La Corte di Cassazione sez. tributaria con la sentenza n. 22513 depositata il 02 ottobre 2013 intervenendo in materia di accertamento e deduzione costi ha statuito che il giudice tributario non può estendere la sua cognizione ad annualità non oggetto dell’avviso di accertamento e, quindi, del ricorso, atteso il principio di autonomia di ciascun periodo d’imposta e della natura impugnatoria del processo tributario.
La vicenda , da quanto si può comprendere dalla sentenza in commento, attiene a costi patrimonializzati, la cui quota di imputazione a periodo, tuttavia, non sarebbe stata considerata a fini della determinazione del reddito dei due anni precedenti a quello relativo all’avviso di accertamento notificato ed impugnato. Nel caso di specie i giudice della Commissione Tributaria Regionale avevano disposto che l’Agenzia delle Entrate rideterminasse il reddito di tali annualità precedenti, tenendo conto della quota parte di costo patrimonializzata di competenza di ciascun esercizio e, qualora ne fosse derivata una perdita, la stessa avrebbe dovuto essere considerata ai fini della determinazione del reddito imponibile dell’anno oggetto di accertamento.
Il giudice tributario, operando in tal guisa, di fatto, aveva esteso la sua cognizione a periodi d’imposta non oggetto della controversia facendone refluire gli effetti su quello accertato ed oggetto del contendere.
I giudici di legittimità hanno, pertanto, stabilito che questa circostanza viola il principio di autonomia di ciascun periodo d’imposta. Inoltre, i giudici del Palazzaccio, hanno evidenziato come il giudice di appello con tale decisione era incorso nel vizio di extrapetizione, poiché aveva statuito in ordine ai risultati di esercizio ed alla liquidazione di imposte relativi ad esercizi pregressi a quello oggetto di accertamento. Avendo il processo tributario natura impugnatoria, il giudice non avrebbe dovuto estendere la sua valutazione oltre l’ambito circoscritto dall’atto impugnato e dei vizi denunciati.
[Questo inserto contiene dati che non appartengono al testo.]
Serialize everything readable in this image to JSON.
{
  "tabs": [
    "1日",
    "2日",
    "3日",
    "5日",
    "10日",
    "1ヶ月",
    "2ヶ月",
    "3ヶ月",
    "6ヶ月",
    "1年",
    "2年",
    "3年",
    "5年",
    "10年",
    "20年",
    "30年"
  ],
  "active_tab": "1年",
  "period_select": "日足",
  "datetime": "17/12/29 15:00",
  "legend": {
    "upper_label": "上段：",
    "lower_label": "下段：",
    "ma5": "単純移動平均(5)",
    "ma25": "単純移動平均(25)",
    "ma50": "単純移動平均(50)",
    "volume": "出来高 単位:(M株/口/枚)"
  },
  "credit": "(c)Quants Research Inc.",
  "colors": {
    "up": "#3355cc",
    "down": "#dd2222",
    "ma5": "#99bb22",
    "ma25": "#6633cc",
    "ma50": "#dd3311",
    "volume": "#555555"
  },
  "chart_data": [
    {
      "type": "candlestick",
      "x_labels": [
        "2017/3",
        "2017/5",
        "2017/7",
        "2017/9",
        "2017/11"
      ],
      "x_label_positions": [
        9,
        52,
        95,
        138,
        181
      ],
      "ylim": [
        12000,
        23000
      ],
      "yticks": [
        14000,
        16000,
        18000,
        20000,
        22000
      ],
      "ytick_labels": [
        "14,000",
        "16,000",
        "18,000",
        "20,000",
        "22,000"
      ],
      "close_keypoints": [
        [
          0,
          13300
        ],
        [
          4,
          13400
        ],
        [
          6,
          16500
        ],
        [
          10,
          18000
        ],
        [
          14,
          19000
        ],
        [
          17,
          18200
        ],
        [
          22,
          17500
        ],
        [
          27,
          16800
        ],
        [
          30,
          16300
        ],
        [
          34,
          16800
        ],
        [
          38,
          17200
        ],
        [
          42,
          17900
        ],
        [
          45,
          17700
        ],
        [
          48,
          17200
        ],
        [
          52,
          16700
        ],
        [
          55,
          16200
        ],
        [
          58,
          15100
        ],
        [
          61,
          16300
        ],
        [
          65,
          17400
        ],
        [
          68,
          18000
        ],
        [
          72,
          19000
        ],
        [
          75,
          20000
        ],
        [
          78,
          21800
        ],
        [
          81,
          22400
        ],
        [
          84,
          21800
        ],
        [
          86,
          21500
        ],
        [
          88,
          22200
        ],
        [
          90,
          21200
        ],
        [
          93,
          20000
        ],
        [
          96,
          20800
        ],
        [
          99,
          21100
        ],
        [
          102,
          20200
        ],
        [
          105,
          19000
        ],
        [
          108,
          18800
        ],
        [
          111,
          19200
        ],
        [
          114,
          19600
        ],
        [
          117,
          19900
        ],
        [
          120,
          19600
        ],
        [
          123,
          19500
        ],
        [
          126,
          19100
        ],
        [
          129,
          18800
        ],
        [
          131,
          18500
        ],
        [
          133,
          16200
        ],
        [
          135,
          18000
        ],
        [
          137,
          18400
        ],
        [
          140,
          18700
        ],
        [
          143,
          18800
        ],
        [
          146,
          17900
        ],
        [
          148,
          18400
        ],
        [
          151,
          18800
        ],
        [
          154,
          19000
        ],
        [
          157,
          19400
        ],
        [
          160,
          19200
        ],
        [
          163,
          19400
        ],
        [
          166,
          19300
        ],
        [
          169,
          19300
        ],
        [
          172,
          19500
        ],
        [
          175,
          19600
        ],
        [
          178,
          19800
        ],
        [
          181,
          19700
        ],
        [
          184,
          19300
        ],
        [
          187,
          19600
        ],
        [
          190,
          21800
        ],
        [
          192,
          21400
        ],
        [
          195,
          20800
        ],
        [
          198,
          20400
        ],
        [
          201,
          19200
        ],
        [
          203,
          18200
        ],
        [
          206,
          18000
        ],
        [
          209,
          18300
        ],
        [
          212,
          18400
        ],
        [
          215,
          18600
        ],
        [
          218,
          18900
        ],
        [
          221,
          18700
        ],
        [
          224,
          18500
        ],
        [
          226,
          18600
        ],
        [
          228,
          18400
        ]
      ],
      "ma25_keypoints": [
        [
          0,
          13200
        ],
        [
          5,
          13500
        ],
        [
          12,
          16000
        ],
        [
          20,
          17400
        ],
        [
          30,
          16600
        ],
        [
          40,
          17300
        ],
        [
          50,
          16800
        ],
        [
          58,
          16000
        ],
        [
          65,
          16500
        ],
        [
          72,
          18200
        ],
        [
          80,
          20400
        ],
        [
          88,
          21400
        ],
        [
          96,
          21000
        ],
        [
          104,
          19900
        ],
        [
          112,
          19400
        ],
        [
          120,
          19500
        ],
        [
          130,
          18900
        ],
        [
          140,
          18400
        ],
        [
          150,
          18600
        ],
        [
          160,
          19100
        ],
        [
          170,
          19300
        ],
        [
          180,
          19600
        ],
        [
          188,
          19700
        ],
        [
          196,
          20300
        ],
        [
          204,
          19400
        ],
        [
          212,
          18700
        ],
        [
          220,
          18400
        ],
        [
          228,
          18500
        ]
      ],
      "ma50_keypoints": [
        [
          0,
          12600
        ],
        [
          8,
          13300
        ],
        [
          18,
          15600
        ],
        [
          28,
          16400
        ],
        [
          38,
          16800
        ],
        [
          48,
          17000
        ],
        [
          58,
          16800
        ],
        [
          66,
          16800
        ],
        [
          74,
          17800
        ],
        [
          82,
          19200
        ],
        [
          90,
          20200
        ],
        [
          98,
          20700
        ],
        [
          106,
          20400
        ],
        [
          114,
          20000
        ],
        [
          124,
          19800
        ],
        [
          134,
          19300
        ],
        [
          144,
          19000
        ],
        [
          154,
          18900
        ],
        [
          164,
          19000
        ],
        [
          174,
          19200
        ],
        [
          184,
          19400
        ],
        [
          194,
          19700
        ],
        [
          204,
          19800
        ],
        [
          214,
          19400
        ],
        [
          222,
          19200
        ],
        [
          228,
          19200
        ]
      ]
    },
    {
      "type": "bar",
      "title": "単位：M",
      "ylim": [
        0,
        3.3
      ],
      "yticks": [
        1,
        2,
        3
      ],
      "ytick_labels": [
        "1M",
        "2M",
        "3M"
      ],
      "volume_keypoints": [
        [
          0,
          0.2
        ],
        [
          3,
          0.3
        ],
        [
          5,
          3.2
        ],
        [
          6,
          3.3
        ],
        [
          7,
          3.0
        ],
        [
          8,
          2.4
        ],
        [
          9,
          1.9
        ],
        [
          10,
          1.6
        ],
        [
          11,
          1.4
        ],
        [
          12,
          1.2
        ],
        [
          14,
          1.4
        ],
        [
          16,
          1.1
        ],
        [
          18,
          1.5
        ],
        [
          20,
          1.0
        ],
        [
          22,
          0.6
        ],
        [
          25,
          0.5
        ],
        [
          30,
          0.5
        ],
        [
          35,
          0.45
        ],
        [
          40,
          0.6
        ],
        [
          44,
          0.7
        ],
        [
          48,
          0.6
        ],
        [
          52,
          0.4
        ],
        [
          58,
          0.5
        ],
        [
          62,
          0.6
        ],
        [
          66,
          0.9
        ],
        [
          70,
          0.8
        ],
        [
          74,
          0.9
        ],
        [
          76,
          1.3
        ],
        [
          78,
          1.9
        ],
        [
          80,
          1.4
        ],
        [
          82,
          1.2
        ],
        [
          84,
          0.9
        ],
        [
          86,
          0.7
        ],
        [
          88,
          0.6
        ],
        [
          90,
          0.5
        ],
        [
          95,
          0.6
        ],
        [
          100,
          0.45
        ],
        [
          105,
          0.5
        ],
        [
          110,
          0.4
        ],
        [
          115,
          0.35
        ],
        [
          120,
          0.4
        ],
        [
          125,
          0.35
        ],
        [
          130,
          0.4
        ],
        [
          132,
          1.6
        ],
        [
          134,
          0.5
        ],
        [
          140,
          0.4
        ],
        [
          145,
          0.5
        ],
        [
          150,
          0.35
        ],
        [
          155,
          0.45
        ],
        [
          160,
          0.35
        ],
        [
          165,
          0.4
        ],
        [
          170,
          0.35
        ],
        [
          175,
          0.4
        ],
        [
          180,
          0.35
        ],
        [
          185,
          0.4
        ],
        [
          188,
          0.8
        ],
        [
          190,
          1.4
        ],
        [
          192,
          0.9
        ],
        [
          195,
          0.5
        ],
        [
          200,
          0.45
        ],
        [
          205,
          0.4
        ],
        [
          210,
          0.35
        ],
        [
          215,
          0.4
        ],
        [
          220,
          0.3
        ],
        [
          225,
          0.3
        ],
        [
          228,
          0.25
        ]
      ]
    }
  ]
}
La Corte Suprema rammenta, a tal proposito il contenuto dell’art. 112 c.p.c., il quale dispone che il giudice deve pronunciare su tutta la domanda e non oltre i limiti di essa, e non può pronunciare d’ufficio su eccezioni, che possono essere proposte soltanto dalle parti.
La Corte Suprema, ricorda quanto più volte statuito dalla stesa in merito al sistema tributario in cui ogni anno fiscale mantiene la propria autonomia rispetto agli altri e comporta la costituzione, tra contribuente e Fisco, di un rapporto giuridico distinto rispetto a quelli relativi agli anni precedenti e successivi. Ne consegue che, qualora le controversie relative a diverse annualità d’imposta del medesimo tributo, ancorché concernenti questioni in tutto o in parte analoghe, siano separatamente decise con più sentenze (anziché con una sola, previa riunione dei relativi giudizi), ciascun giudizio mantiene la sua autonomia e la decisione ad esso relativa non è suscettibile di costituire cosa giudicata rispetto ai giudizi relativi alle altre annualità ( Cass. 14125/2009 e 22197/2004). Per cui ogni anno fiscale comporta un rapporto giuridico distinto
Pertanto alla luce di quanto sopra scritto nella fattispecie il giudice tributario avrebbe dovuto limitarsi alle statuizioni riguardanti il periodo d’imposta oggetto della controversia, potendo estendere la sua cognizione alle altre annualità soltanto nell’ipotesi in cui anch’esse fossero state oggetto di accertamento e di successiva impugnazione con specifiche censure da parte del contribuente, al fine di non incorrere nel vizio di extrapetizione.
Si ricorda che, recentemente, la Cassazione con la sentenza n. 8713 del 2013 ha stabilito che il vizio di extrapetizione si ha quando il provvedimento pronuncia su di un petitum ovvero su di una causa petendi che siano stati diversi rispetto a quelli su cui si sia fondata la domanda. Nella sostanza, si pronuncerebbe su di una domanda differente da quella azionata. Il principio deve però andare coordinato con quell’altro speciale di governo del processo tributario, per cui il carattere oppositivo del giudizio impone di far riferimento al contenuto dell’atto impugnato onde determinare il petitum ovvero la causa petendi della domanda.